Chevron announced plans on Thursday to sell its remaining oil and gas assets in the UK North Sea, marking the end of its more than 55-year presence in the region.

This move comes as the US energy giant prepares for a $53 billion acquisition of Hess, which includes plans for $10 billion to $15 billion in global asset sales.

The divestment will be part of a broader trend of major oil companies retreating from the ageing British basin, once a pioneering region for deepwater production since the 1970s.

Chevron's North Sea holdings include a 19.4 per cent stake in the BP-operated Clair oilfield, the largest in the region with a production capacity of 120,000 barrels per day.

BP is considering a third development phase, Clair South, which is one of the last major untapped fields in the North Sea.

Chevron's departure from the North Sea basin reflects a decline in UK oil and gas production, which has dropped from a peak of around 4.5 million barrels of oil equivalent per day (boed) in the late 1990s to approximately 1.2 million boed in 2023.

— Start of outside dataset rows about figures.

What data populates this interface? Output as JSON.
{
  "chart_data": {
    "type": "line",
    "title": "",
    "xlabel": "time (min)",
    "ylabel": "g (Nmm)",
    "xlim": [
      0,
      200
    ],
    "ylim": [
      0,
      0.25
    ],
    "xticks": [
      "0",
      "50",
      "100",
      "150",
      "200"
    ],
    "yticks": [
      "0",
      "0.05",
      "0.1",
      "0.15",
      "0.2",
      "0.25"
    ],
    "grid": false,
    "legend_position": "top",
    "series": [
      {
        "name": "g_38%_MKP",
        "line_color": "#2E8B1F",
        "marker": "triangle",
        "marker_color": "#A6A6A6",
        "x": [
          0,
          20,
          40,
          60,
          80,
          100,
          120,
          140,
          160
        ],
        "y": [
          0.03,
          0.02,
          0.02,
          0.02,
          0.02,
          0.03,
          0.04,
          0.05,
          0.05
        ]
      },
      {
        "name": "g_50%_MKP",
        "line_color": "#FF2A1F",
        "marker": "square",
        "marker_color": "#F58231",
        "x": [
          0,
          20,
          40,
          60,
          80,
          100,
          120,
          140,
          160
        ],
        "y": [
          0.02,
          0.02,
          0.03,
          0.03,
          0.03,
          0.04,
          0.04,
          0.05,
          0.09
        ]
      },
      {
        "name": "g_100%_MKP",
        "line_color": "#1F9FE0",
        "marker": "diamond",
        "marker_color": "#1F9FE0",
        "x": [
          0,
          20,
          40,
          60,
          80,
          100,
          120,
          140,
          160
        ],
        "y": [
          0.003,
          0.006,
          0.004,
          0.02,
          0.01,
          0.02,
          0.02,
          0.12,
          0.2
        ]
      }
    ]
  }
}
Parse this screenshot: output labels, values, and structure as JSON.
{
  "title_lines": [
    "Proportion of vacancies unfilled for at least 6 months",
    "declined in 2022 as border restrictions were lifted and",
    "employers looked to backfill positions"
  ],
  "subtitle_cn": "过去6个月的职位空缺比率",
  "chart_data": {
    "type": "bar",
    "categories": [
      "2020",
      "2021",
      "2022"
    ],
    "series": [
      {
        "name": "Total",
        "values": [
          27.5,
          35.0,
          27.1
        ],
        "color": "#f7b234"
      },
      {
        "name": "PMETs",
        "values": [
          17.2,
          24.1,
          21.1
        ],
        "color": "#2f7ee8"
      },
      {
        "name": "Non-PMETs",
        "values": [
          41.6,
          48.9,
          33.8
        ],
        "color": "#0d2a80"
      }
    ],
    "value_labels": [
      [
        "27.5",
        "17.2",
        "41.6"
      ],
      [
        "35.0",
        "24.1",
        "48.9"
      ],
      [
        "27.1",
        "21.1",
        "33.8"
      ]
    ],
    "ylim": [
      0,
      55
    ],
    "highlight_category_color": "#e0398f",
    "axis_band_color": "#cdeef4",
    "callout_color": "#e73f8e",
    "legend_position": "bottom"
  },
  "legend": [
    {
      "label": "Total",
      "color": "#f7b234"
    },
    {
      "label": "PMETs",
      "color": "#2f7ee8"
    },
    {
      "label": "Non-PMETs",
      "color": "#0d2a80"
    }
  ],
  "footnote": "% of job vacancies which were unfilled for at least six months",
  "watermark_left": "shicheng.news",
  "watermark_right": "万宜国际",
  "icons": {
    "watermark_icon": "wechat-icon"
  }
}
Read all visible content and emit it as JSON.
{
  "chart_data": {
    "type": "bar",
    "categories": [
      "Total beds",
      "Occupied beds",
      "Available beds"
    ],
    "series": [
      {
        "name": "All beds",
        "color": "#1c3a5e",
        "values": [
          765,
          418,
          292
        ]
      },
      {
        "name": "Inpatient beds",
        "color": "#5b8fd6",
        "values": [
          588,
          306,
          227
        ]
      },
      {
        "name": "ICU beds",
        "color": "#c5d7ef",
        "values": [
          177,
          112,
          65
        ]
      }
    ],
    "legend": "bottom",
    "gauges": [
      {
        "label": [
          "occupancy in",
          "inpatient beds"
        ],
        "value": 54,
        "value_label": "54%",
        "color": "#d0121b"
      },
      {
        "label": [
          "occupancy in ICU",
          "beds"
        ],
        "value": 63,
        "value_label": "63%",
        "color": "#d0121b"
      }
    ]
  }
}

The company also plans to sell its marginal interests in the Sullom Voe oil terminal and its stakes in the Ninian and SIRGE pipeline systems connected to the hub.

Industry sources estimate that the sale could generate up to $1 billion, excluding tax benefits.

The formal sales process is expected to begin in June.

However, this divestment will not affect the operations of Chevron's international headquarters in London or its technology centre in Aberdeen.

Chevron’s exit is part of a strategic review of its global portfolio aimed at focusing on its most profitable assets, as emphasised by CEO Mike Wirth.

The company has been gradually reducing its North Sea presence, having sold its stake in the Rosebank field to Equinor in 2018 and many of its North Sea assets to Ithaca Energy in 2019.

Other oil majors like Exxon Mobil, ConocoPhillips, and Shell have also sold assets in the region since the 2000s.

David Moseley, an analyst at consultancy Welligence, noted, "Chevron continues the trend that has seen the North American majors seek to exit the UK."

He suggested that potential buyers could include independent companies looking to expand their operations.

The planned sale is not influenced by the UK government's 35 per cent windfall tax on North Sea producers, which was imposed following the surge in energy prices in 2022.

Chevron emphasised that the decision is part of its ongoing strategy to maintain capital discipline in both traditional and new energy sectors, regularly reviewing its global portfolio to ensure assets remain strategic and competitive for future investments.